You are viewing a plain text version of this content. The canonical link for it is here.

Posted to solr-user@lucene.apache.org by Eric Katherman <ka...@gmail.com> on 2013/11/12 17:26:41 UTC

optimization suggstions

Stats:
default config for 4.3.1 on a high memory AWS instance using jetty.
Two collections each with less than 700k docs per collection.

We seem to hit some performance lags when doing large commits.  Our front end service allows customers to import data which is stored in Mongo and then indexed in Solr.  We keep all of that data and do one big commit at the end rather than doing commits for each record along the way.  

Would it be better to use something like autoSoftCommit and just commit each record as it comes in?  Or is the problem more about disk IO?    Are there some other "low hanging fruit" things we should consider?  The solr dashboard shows that there is still plenty of free memory during these imports so it isn't running out of memory and reverting to disk.

Thanks!
Eric

Re: optimization suggstions

Posted by Andre Bois-Crettez <an...@kelkoo.com>.

I suggest putting autoCommit at something as big as your memory allows
(eg 15 minutes) to flush the update log to disk and start merging
segments, but not yet visible on the search.
Then at the end, send an explicit <commit/> wich will both persist on
disk the remainder of indexed docs and make everything visible to search
(and rebuild caches).
http://wiki.apache.org/solr/UpdateXmlMessages#A.22commit.22_and_.22optimize.22

This should bring a much smoother load.

With autowarm at 100% on all the caches, the query performance should
not drop too much :
http://wiki.apache.org/solr/SolrCaching
You may have to add static warming queries too.

André

On 11/12/2013 06:04 PM, Shalin Shekhar Mangar wrote:
> On Tue, Nov 12, 2013 at 9:56 PM, Eric Katherman <ka...@gmail.com> wrote:
>> Stats:
>> default config for 4.3.1 on a high memory AWS instance using jetty.
>> Two collections each with less than 700k docs per collection.
>>
>> We seem to hit some performance lags when doing large commits.  Our front end service allows customers to import data which is stored in Mongo and then indexed in Solr.  We keep all of that data and do one big commit at the end rather than doing commits for each record along the way.
> What do you mean by a performance lag?

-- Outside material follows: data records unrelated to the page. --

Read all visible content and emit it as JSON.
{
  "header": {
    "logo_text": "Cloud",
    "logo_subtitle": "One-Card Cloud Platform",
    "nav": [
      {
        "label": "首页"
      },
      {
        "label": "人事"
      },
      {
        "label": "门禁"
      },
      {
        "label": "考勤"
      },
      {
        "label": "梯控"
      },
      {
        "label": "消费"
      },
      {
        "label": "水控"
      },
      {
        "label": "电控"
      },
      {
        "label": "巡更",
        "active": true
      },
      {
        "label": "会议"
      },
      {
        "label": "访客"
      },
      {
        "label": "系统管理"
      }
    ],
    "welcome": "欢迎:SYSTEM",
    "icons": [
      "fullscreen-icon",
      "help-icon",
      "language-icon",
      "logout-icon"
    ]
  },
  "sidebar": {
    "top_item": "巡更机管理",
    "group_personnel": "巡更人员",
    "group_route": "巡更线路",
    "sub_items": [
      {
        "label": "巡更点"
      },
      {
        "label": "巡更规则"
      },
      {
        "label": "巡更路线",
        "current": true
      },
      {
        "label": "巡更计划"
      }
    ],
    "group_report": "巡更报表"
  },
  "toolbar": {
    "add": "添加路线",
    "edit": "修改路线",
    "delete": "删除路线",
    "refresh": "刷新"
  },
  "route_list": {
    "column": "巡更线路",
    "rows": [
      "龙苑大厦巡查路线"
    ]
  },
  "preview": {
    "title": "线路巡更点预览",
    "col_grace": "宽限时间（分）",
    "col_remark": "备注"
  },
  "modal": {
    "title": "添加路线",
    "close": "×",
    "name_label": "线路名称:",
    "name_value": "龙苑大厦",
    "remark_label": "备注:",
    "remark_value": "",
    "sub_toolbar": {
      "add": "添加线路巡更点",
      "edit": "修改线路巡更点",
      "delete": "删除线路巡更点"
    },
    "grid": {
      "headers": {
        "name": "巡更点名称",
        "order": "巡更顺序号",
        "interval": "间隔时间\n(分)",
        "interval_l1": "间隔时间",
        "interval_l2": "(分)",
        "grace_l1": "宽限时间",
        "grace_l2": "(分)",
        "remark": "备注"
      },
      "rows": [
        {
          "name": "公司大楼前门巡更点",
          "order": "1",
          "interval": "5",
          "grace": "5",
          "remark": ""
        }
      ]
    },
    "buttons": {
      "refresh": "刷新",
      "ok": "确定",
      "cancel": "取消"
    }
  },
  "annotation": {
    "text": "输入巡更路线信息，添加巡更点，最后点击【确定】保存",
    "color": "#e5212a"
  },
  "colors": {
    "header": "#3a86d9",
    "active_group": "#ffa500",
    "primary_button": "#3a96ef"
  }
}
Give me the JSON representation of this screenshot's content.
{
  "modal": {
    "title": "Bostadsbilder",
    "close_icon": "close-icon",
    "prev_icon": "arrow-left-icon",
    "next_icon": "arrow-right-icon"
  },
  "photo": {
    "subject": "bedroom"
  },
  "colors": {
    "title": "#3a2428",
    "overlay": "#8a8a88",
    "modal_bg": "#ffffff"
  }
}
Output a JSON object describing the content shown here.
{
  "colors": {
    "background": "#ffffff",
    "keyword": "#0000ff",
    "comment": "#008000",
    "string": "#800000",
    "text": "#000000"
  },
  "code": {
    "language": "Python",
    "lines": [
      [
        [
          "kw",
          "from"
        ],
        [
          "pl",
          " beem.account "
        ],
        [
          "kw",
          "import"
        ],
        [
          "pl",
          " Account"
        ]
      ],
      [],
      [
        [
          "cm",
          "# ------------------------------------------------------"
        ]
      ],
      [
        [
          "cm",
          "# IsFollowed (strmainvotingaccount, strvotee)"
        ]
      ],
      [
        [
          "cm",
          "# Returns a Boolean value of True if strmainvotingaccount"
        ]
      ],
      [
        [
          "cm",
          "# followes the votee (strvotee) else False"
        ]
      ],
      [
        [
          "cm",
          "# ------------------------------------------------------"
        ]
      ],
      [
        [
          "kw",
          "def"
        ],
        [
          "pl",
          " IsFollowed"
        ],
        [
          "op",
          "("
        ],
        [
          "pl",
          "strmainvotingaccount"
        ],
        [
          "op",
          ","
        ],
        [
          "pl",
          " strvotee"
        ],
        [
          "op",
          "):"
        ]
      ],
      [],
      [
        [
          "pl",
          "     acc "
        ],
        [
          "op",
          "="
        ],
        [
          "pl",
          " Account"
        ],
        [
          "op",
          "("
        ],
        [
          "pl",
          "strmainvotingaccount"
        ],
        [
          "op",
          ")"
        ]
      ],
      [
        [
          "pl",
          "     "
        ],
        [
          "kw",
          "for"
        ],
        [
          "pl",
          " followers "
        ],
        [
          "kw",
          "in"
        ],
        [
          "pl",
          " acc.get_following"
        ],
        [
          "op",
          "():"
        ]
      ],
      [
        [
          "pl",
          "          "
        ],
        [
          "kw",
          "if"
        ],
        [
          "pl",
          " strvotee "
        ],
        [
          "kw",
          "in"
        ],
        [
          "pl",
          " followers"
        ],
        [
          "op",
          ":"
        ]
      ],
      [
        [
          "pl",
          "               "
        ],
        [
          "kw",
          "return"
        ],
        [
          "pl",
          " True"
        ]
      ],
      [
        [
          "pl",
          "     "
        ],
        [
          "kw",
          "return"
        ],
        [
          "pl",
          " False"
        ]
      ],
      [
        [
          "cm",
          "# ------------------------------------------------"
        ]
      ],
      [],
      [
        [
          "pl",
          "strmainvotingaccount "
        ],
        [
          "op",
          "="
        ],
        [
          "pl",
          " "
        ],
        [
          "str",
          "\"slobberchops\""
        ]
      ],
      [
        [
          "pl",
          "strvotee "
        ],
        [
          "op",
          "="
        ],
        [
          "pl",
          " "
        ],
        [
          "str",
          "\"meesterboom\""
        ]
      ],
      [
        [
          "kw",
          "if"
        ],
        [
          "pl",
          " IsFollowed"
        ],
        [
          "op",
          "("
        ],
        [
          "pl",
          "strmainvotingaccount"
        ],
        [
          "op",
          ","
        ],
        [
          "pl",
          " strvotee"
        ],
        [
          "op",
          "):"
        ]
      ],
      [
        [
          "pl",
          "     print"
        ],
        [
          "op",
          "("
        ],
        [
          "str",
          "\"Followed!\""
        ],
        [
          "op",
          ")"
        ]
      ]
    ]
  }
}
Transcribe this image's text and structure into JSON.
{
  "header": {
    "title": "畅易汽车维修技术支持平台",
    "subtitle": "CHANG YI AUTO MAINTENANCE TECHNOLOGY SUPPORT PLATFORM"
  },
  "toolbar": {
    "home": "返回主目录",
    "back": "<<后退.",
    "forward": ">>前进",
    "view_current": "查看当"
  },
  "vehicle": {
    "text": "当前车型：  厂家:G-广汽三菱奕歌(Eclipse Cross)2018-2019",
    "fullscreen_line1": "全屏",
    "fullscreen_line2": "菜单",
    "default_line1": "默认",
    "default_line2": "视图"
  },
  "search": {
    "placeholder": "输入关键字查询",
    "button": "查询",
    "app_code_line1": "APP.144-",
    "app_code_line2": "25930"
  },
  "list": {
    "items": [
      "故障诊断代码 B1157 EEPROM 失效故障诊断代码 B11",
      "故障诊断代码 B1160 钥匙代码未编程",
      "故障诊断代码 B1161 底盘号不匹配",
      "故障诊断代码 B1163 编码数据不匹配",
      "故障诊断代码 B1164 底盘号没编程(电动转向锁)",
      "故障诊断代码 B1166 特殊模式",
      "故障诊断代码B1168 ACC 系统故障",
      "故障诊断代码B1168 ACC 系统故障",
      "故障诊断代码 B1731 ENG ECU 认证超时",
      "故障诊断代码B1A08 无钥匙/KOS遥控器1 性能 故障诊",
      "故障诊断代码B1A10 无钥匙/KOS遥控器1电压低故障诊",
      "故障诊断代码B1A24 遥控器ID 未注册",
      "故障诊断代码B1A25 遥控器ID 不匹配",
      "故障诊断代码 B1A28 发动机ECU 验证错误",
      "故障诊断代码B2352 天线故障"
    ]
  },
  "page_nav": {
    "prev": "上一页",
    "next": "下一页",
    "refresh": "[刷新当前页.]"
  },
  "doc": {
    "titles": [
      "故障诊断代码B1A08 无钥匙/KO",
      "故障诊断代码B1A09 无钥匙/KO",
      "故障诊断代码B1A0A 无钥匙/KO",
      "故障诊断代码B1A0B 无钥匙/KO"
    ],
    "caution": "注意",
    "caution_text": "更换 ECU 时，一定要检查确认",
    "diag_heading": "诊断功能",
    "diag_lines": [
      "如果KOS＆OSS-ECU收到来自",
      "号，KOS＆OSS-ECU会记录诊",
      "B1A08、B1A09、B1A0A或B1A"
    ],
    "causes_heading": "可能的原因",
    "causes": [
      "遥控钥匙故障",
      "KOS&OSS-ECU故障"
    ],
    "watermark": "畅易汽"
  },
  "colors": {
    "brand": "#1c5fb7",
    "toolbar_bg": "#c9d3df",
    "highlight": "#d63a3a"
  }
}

Large query times after a
> commit are to be expected. They can be managed better with good auto
> warming queries.
>
>> Would it be better to use something like autoSoftCommit and just commit each record as it comes in?  Or is the problem more about disk IO?    Are there some other "low hanging fruit" things we should consider?  The solr dashboard shows that there is still plenty of free memory during these imports so it isn't running out of memory and reverting to disk.
> Committing after every record is bound to slow down things even more.
> Batched updates are almost always better. Perhaps you need to tune
> your auto commit settings to commit in smaller batches rather than in
> one big bang at the end.
>
>> Thanks!
>> Eric
>
>
>
> --
> André Bois-Crettez
>
> Software Architect
> Search Developer
> http://www.kelkoo.com/

Kelkoo SAS
Société par Actions Simplifiée
Au capital de € 4.168.964,30
Siège social : 8, rue du Sentier 75002 Paris
425 093 069 RCS Paris

Ce message et les pièces jointes sont confidentiels et établis à l'attention exclusive de leurs destinataires. Si vous n'êtes pas le destinataire de ce message, merci de le détruire et d'en avertir l'expéditeur.

Re: optimization suggstions

Posted by Shalin Shekhar Mangar <sh...@gmail.com>.

On Tue, Nov 12, 2013 at 9:56 PM, Eric Katherman <ka...@gmail.com> wrote:
> Stats:
> default config for 4.3.1 on a high memory AWS instance using jetty.
> Two collections each with less than 700k docs per collection.
>
> We seem to hit some performance lags when doing large commits.  Our front end service allows customers to import data which is stored in Mongo and then indexed in Solr.  We keep all of that data and do one big commit at the end rather than doing commits for each record along the way.

What do you mean by a performance lag? Large query times after a
commit are to be expected. They can be managed better with good auto
warming queries.

>
> Would it be better to use something like autoSoftCommit and just commit each record as it comes in?  Or is the problem more about disk IO?    Are there some other "low hanging fruit" things we should consider?  The solr dashboard shows that there is still plenty of free memory during these imports so it isn't running out of memory and reverting to disk.

Committing after every record is bound to slow down things even more.
Batched updates are almost always better. Perhaps you need to tune
your auto commit settings to commit in smaller batches rather than in
one big bang at the end.

>
> Thanks!
> Eric



-- 
Regards,
Shalin Shekhar Mangar.